This car had been advertised on kijiji, and though it wasn’t within my preferred year range (1971 – 1974) I thought it would still be worth a look. It was about an hour’s drive from where I live. The car was parked in the driveway when I pulled around the corner, and looked very good indeed. However, when I parked my Golf and walked up the other side of the car I saw some pretty nasty rear bumper damage. A closer inspection revealed paint bubbling in the rocker panels, and also some sort of “film” or “protectant” applied to the rockers which picked out the highlights differently and rather sub-divided the paint job. The rear bumper was obviously a concern, and the sketch isn’t an exaggeration, it really looked like it had been gnawed by a shark, and the plastic facet that stretched the length of the bumper in the centre was sagging and awry. Obviously this would need replacing. The interior looked good although the carpet and floor mats were worn and the gear shift knob was aftermarket and a little cheesy.
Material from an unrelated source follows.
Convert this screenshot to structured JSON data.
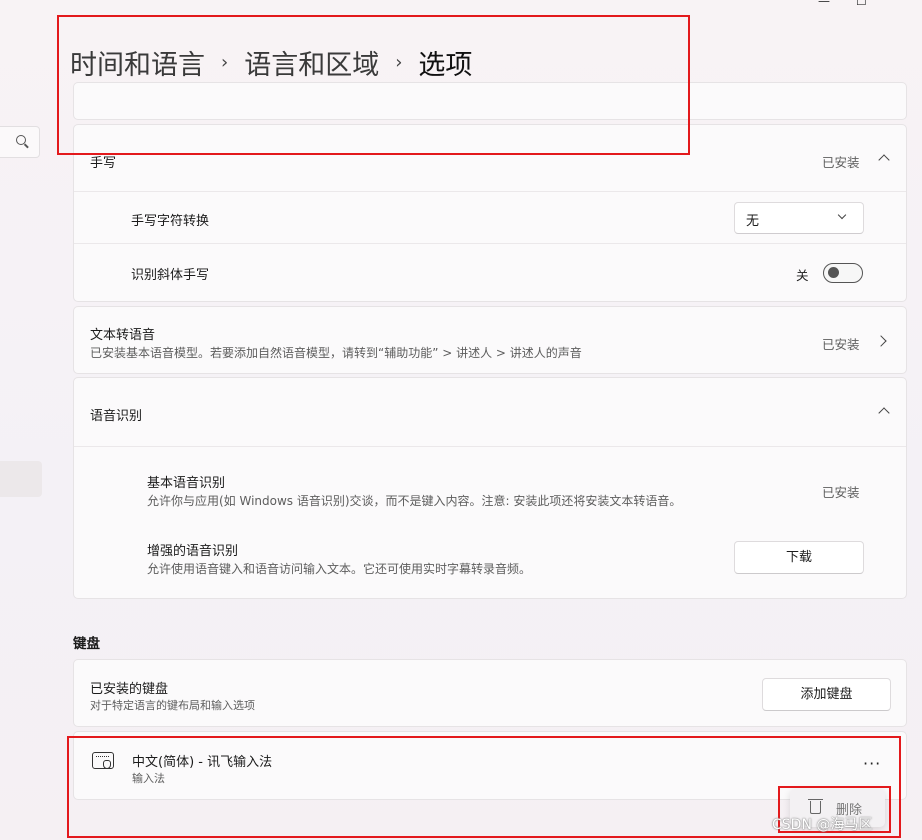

So, I knocked on the door and asked the fellow about his car. Apparently he and his father (a mechanic, I was informed) fixed the car up and did the bodywork and mechanics themselves. He noted that the bumper would need to be replaced… (really? 😉 ) but didn’t offer an explanation of the cause of the damage (and I didn’t pursue it). The rockers had apparently been replaced in 2011, so I was a bit surprised to see as much bubbling of the paint in that area. Sadly, when we opened the hood, I noted that the SPICA injection had been removed and replaced with dual carbs I didn’t recognize. So, off for the test drive. The convertible top of the car was new canvas, which was very nice, but the rear window had suffered and had a couple of hazy blemishes in the centre, exactly where the rear view mirror points. The car drove and shifted well (even in and out of second gear), but the brakes were shot – the owner suggested the master cylinder might be causing problems – either way, braking was seriously dodgy, so I drove the car exceedingly gingerly, and never really got a real sense of the power delivery (which seemed smooth) or the handling. The car tracked well though and the steering was solid and predictable without play in the wheel. During the drive the owner let slip that he’d thought of putting on the preferred (to me) chrome bumpers, but had found them very difficult to find, and too expensive ($2,500) when he did.
I actually liked the colour – second Alfa I’ve seen and they’ve both been this colour – btw – apparently it’s not “silver” but “metallic grey”. This Alfa had “turbina” wheels – and I do like the look of them, but I wondered how many toothbrushes I would go through in a season cleaning those… “shudder”.
The owner was asking $11,000 for the car and I told him that I’d think about it. In reality, I had already made my decision. The bubbling paint was a concern to me, and as I’ve suggested, I wasn’t bonkers about the extra paint protection on the rockers and lower wings – also, there was some “softness” under the rockers behind the front wheels which seemed like bad news. The engine ran well, but the brakes were of course, a concern but, probably, not a hugely expensive one. Between the standard carb, the incipient bodywork issues, the brakes and the shark-attack bumper, I was already thinking about what car I’d like to view next.
Value for Money: 4/10 – Too much needs to be done here for this to be worth that particular ask, imho.
Driving Impression: 6/10 – I did enjoy driving this, but the brakes were a serious problem which compromised the driving impression.
Body: 4/10: I include the bumpers in the “body”, and between the rockers, the underside and the body, this needed work.
Engine: 7/10: Seemed good. Disappointed about the carbs though.
Handling: 7/10 – Good, but not fully explored.
Again, Evelyn wasn’t here for this one so she won’t be submitting rankings.